Hemoglobin and Cooperativity

Hemoglobin has long been a star among proteins. Along with its close cousin myoglobin, it was the first protein to have its three-dimensional structure determined -- a prodigious accomplishment by Max Perutz and his colleagues at Cambridge University in the late 1950s. Since then hemoglobin has served as a model for understanding the relationship between a protein's structure and function.

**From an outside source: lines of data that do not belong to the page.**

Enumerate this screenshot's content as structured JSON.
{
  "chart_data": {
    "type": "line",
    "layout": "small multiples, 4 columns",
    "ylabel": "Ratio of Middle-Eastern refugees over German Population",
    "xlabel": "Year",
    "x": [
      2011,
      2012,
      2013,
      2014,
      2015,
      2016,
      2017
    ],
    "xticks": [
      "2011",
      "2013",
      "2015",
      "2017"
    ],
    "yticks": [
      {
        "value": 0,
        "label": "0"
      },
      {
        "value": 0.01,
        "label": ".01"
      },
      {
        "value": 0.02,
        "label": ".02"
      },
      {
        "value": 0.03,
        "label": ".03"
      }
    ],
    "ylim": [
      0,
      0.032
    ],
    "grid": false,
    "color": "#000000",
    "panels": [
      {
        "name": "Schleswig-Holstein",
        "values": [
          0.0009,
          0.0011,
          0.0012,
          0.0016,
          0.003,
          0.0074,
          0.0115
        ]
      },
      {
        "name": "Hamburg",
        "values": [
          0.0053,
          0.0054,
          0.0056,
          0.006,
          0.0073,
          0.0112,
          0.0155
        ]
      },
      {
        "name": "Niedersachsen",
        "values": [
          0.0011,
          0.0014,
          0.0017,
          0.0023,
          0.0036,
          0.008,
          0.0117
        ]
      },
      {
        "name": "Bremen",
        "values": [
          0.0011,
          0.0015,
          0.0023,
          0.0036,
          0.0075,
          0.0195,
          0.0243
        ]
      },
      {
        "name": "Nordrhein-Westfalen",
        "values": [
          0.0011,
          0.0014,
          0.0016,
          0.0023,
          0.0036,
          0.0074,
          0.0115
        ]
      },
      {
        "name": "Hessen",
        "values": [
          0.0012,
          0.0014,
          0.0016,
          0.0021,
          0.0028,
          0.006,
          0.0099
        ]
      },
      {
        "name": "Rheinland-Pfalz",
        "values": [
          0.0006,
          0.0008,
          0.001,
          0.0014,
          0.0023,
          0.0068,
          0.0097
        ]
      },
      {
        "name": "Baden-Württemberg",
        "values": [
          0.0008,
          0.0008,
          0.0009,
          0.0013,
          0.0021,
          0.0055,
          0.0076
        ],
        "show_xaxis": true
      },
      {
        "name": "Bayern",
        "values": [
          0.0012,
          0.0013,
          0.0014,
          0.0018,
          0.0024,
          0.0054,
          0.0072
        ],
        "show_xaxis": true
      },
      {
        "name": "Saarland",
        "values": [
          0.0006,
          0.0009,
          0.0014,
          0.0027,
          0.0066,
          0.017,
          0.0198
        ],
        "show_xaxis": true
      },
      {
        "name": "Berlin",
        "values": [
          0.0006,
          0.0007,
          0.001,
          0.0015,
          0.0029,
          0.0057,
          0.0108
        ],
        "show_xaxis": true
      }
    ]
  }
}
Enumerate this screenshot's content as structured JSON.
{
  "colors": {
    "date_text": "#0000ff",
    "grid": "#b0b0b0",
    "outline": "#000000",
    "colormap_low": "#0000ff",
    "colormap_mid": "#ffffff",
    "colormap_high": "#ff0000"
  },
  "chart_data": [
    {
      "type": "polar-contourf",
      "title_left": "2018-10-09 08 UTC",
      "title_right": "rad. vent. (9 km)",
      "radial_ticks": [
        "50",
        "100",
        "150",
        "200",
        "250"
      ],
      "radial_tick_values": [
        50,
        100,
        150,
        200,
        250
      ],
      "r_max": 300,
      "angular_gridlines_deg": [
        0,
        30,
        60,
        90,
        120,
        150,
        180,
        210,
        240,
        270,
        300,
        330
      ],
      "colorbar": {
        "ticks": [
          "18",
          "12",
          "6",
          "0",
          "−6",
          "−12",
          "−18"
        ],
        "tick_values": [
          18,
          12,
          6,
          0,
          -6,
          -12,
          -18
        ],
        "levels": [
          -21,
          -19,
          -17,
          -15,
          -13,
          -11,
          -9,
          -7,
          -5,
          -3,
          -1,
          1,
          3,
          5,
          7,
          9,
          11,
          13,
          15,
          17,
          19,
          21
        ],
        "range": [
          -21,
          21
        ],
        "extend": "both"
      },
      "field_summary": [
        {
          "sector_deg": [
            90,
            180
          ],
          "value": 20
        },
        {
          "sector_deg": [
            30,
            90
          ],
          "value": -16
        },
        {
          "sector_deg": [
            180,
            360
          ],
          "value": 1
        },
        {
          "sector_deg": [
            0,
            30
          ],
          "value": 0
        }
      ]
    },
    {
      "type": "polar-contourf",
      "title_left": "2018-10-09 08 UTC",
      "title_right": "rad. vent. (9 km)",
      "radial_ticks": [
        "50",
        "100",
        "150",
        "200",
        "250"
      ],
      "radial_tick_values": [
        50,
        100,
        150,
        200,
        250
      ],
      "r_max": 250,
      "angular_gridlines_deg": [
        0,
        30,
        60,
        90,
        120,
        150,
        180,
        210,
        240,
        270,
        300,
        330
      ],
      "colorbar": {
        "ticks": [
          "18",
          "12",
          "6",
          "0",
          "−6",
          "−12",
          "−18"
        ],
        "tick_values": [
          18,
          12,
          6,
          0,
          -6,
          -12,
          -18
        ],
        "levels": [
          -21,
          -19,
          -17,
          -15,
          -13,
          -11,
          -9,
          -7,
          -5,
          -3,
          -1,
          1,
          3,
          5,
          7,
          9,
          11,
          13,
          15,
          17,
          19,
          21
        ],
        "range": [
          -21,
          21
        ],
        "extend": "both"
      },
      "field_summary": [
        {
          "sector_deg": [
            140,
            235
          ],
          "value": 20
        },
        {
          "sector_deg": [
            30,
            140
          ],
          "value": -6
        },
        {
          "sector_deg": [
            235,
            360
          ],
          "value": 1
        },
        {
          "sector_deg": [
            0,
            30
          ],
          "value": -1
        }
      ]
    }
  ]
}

Normal adult hemoglobin is composed of four subunits linked together, with each subunit containing a single heme -- the ring-like structure with a central iron atom that binds to an oxygen atom.

In this ribbon model of hemoglobin, each of the four subunits is shown in a different color; the four heme groups are red.

The hemes -- from the Greek word for blood, haima -- are what give blood its characteristic red color. Hemoglobin structure is known for both its deoxygenated state, when it has no oxygen, and its oxygenated form -- carrying a full load of four oxygen atoms. Ho's work looks at what happens in between these two states.

Deoxy-hemoglobin is relatively uninterested in oxygen, but when one oxygen attaches, the second binds more easily, and the third and fourth easier yet. The same process works in reverse: once fully loaded hemoglobin lets go of one oxygen, it lets go of the next more easily, and so forth. This relationship -- called cooperativity -- indicates that one hemoglobin subunit transmits information to the others, and similar signaling, says Ho, occurs in other proteins. "We'd like to know the molecular basis of the oxygenation process, not only as a way to understand how hemoglobin functions, but also as a model to find out how other important proteins and enzymes regulate metabolic processes."